Written by Staff Writer
In the age of talent wars, Nadia Schaerer shares with us her strategy for not only getting the most from staff, but also making sure they feel connected to the bigger picture.
Nadia Schaerer, CFO of Nedbank Wealth, recently spoke to the CFOConvo Webinar about her human centered leadership approach.
“It’s all about making sure you’re seeing your staff as human. That you’re engaging with them on a regular basis, that you’re concerned about their well-being, and that you’re creating an inclusive, diverse workforce.”
Nadia’s approach is not just rhetoric. She highlighted four solid principles that underlie her management philosophy.
The four ingredients to an excellent management sauce
Firstly, pay attention to the numbers. Particularly the net retention ratio. “It’s not just about the number, it’s about the inputs to the number and understanding the drivers.”
Dig deeper. Perhaps the ratio is stable, but you’re losing newcomers or maybe experienced staff are leaving. “It’s around understanding the inputs, but also overlaying that with other sources.” These can include exit interviews, and workplace surveys.
The second ingredient concerns emotional fallout.
“If there is emotional fallout you’ve got to deal with it and practice a bit of leniency. Not just driving deadlines and outputs, but understanding what it takes to get there.”
The third ingredient involves creating an active learning environment. “I think there’s a place for the formal development stuff, your bursaries, your courses, etcetera, but you also need to encourage your team to see every engagement, every report, every process, every project as a learning opportunity.”
Nadia encourages her staff to reflect on these experiences.
“If it’s going well, what is contributing to it going well? If you were leading that project one day, what would you have taken from it or what would you do differently?”
Lastly, Nadia encourages leaders to apply big picture leadership.
“Make sure that not only your finance team understands how it’s contributing to the bigger picture, but also how your finance functions and your organisation are contributing towards society and creating a world that’s a little bit better.”
“I do think people today want roles with a purpose that aligns to their values.
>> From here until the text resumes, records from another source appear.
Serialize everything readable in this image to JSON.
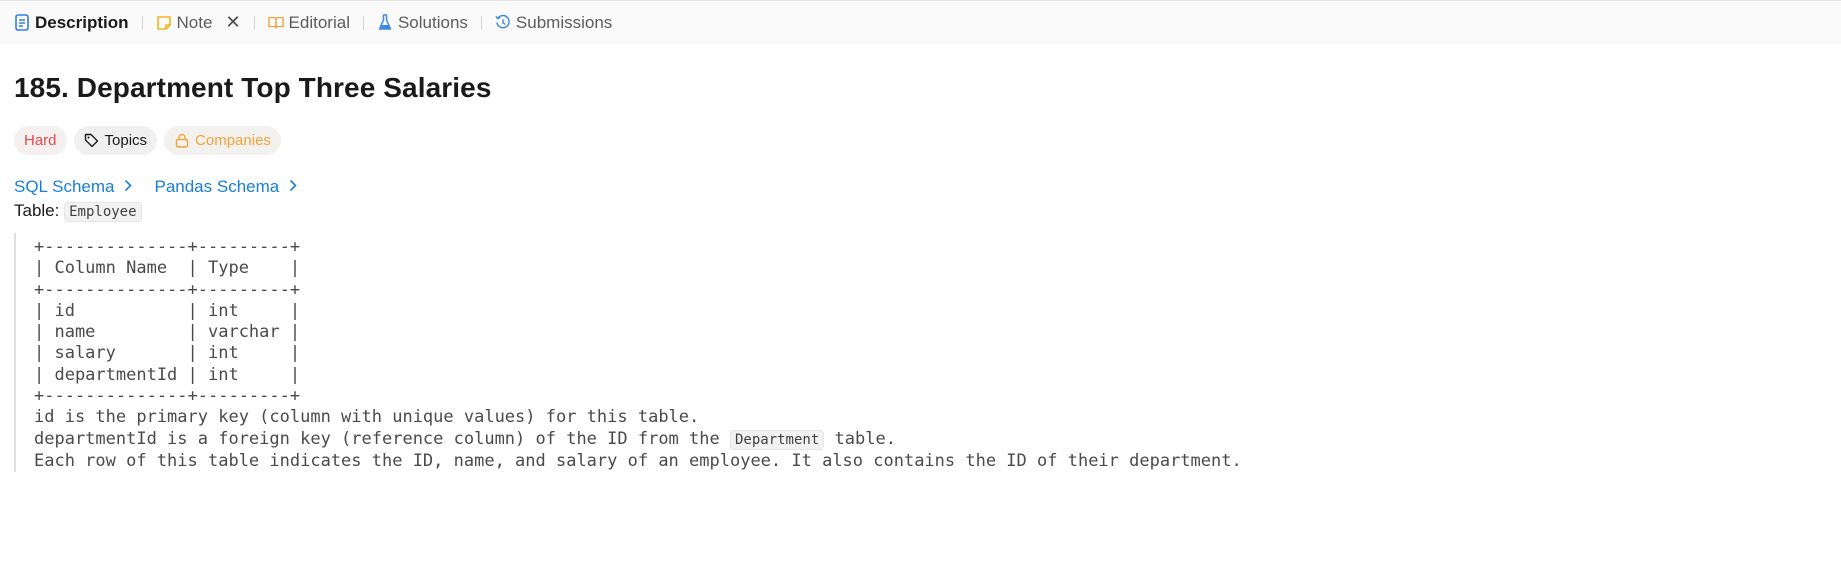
{
  "tabs": [
    {
      "label": "Description",
      "icon": "description-icon",
      "active": true
    },
    {
      "label": "Note",
      "icon": "note-icon",
      "closable": true
    },
    {
      "label": "Editorial",
      "icon": "book-icon"
    },
    {
      "label": "Solutions",
      "icon": "flask-icon"
    },
    {
      "label": "Submissions",
      "icon": "history-icon"
    }
  ],
  "problem": {
    "title": "185. Department Top Three Salaries",
    "difficulty": "Hard",
    "topics_label": "Topics",
    "companies_label": "Companies"
  },
  "schema_links": {
    "sql": "SQL Schema",
    "pandas": "Pandas Schema"
  },
  "table": {
    "prefix": "Table:",
    "name": "Employee"
  },
  "schema_block": {
    "border": "+--------------+---------+",
    "header": "| Column Name  | Type    |",
    "rows": [
      "| id           | int     |",
      "| name         | varchar |",
      "| salary       | int     |",
      "| departmentId | int     |"
    ],
    "note1": "id is the primary key (column with unique values) for this table.",
    "note2_before": "departmentId is a foreign key (reference column) of the ID from the ",
    "note2_code": "Department",
    "note2_after": " table.",
    "note3": "Each row of this table indicates the ID, name, and salary of an employee. It also contains the ID of their department."
  },
  "colors": {
    "accent_blue": "#1a7fd4",
    "hard_red": "#e5484d",
    "companies_orange": "#f2a33a",
    "note_yellow": "#f5b31b",
    "editorial_orange": "#f2a33a",
    "solutions_blue": "#3c8be0",
    "submissions_blue": "#3c8be0"
  }
}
As a leader you have to help them connect those dots.”
The fine line between connection and being too close
Much of Nadia’s strategy hinges on human connection. This is not always easy.
“It is a bit of a fine line between forming a friendship bond with somebody versus having an open, transparent relationship.
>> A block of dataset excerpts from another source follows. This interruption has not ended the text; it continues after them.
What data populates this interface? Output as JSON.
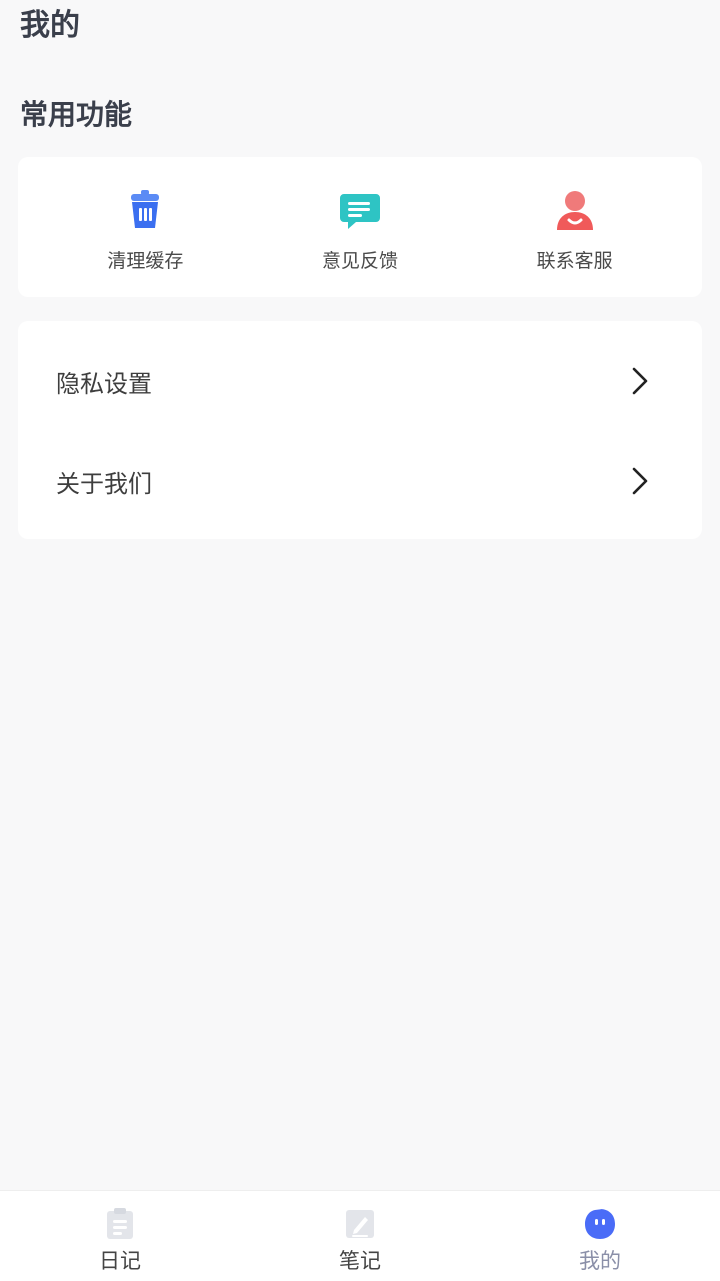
{
  "header": {
    "title": "我的"
  },
  "section": {
    "title": "常用功能"
  },
  "quick_actions": [
    {
      "label": "清理缓存",
      "icon": "trash-icon",
      "color": "#3b6ff0"
    },
    {
      "label": "意见反馈",
      "icon": "feedback-icon",
      "color": "#2ec4c4"
    },
    {
      "label": "联系客服",
      "icon": "customer-service-icon",
      "color": "#f05a5a"
    }
  ],
  "settings_list": [
    {
      "label": "隐私设置"
    },
    {
      "label": "关于我们"
    }
  ],
  "tabbar": {
    "tabs": [
      {
        "label": "日记",
        "icon": "diary-icon",
        "active": false
      },
      {
        "label": "笔记",
        "icon": "note-icon",
        "active": false
      },
      {
        "label": "我的",
        "icon": "profile-icon",
        "active": true
      }
    ],
    "active_color": "#4a6cf7",
    "inactive_color": "#e3e5ea"
  }
}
“You’ve got to be careful of not being seen to be inauthentic. If you don’t care what John did with his family on the weekend, then don’t ask him. But make the effort to know, does John have two children or a dog or enjoy cycling? So that you’re at least seeing a person as a whole and you can have an open conversation with the person when necessary.”
Learn from your own managers
Nadia says that this framework came from her own experience being managed. Nadia recommends a similar approach for aspiring CFOs and managers.
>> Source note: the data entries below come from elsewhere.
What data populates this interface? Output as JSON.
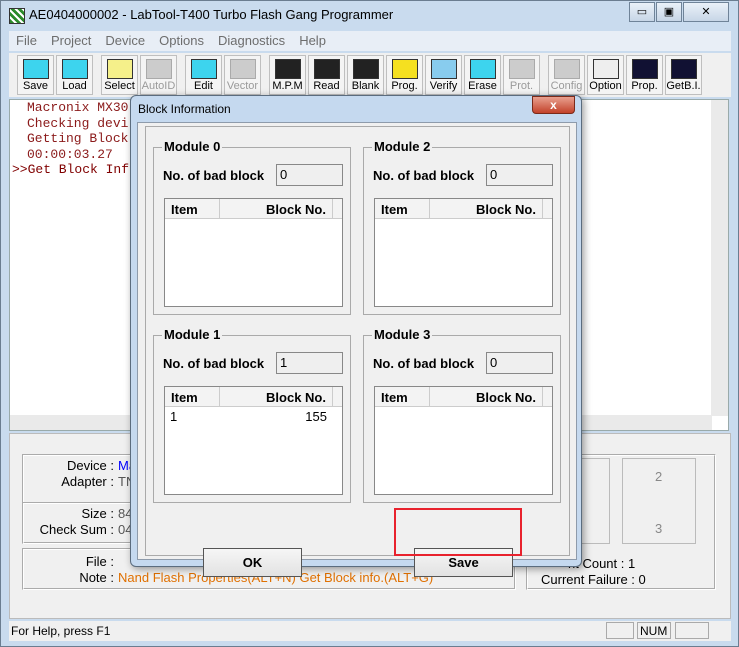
{
  "window": {
    "title": "AE0404000002 - LabTool-T400 Turbo Flash Gang Programmer",
    "min": "▭",
    "max": "▣",
    "close": "✕"
  },
  "menu": [
    "File",
    "Project",
    "Device",
    "Options",
    "Diagnostics",
    "Help"
  ],
  "toolbar": [
    {
      "label": "Save",
      "icon": "save-icon",
      "enabled": true
    },
    {
      "label": "Load",
      "icon": "load-icon",
      "enabled": true
    },
    {
      "label": "Select",
      "icon": "select-icon",
      "enabled": true,
      "gap": true
    },
    {
      "label": "AutoID",
      "icon": "autoid-icon",
      "enabled": false
    },
    {
      "label": "Edit",
      "icon": "edit-icon",
      "enabled": true,
      "gap": true
    },
    {
      "label": "Vector",
      "icon": "vector-icon",
      "enabled": false
    },
    {
      "label": "M.P.M",
      "icon": "mpm-icon",
      "enabled": true,
      "gap": true
    },
    {
      "label": "Read",
      "icon": "read-icon",
      "enabled": true
    },
    {
      "label": "Blank",
      "icon": "blank-icon",
      "enabled": true
    },
    {
      "label": "Prog.",
      "icon": "program-icon",
      "enabled": true
    },
    {
      "label": "Verify",
      "icon": "verify-icon",
      "enabled": true
    },
    {
      "label": "Erase",
      "icon": "erase-icon",
      "enabled": true
    },
    {
      "label": "Prot.",
      "icon": "protect-icon",
      "enabled": false
    },
    {
      "label": "Config",
      "icon": "config-icon",
      "enabled": false,
      "gap": true
    },
    {
      "label": "Option",
      "icon": "option-icon",
      "enabled": true
    },
    {
      "label": "Prop.",
      "icon": "nand-properties-icon",
      "enabled": true
    },
    {
      "label": "GetB.I.",
      "icon": "get-block-info-icon",
      "enabled": true
    }
  ],
  "log": [
    "Macronix MX30",
    "Checking devi",
    "Getting Block",
    "00:00:03.27",
    ">>Get Block Inf"
  ],
  "info": {
    "device_label": "Device :",
    "device_value": "Ma",
    "adapter_label": "Adapter :",
    "adapter_value": "TN",
    "size_label": "Size :",
    "size_value": "84",
    "checksum_label": "Check Sum :",
    "checksum_value": "04",
    "file_label": "File :",
    "file_value": "",
    "note_label": "Note :",
    "note_value": "Nand Flash Properties(ALT+N) Get Block info.(ALT+G)",
    "count_text": "nt Count : 1",
    "failure_text": "Current Failure : 0",
    "socket_2": "2",
    "socket_3": "3"
  },
  "statusbar": {
    "help": "For Help, press F1",
    "num": "NUM"
  },
  "dialog": {
    "title": "Block Information",
    "bad_block_label": "No. of bad block",
    "col_item": "Item",
    "col_block": "Block No.",
    "modules": [
      {
        "name": "Module 0",
        "bad": "0",
        "rows": []
      },
      {
        "name": "Module 2",
        "bad": "0",
        "rows": []
      },
      {
        "name": "Module 1",
        "bad": "1",
        "rows": [
          {
            "item": "1",
            "block": "155"
          }
        ]
      },
      {
        "name": "Module 3",
        "bad": "0",
        "rows": []
      }
    ],
    "ok": "OK",
    "save": "Save"
  },
  "colors": {
    "note": "#e07000",
    "device": "#0000ff",
    "highlight": "#e8222d"
  }
}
“You can go on leadership development courses, and can read all of that is critical. But you need to observe the managers and the people you work with from when you’re starting your career and wherever you are in your career, because I think there’s managers who navigate different things really well.
“There are managers who are great at managing a team. There are leaders who are fantastic at navigating the political landscape. There are managers who are better at running projects, and then there are the managers who are strong at the technical aspects.
“My advice to all of the trainees and my teams is to look at the people who do things well and try and understand why they’re successful at that and understand your own gaps.”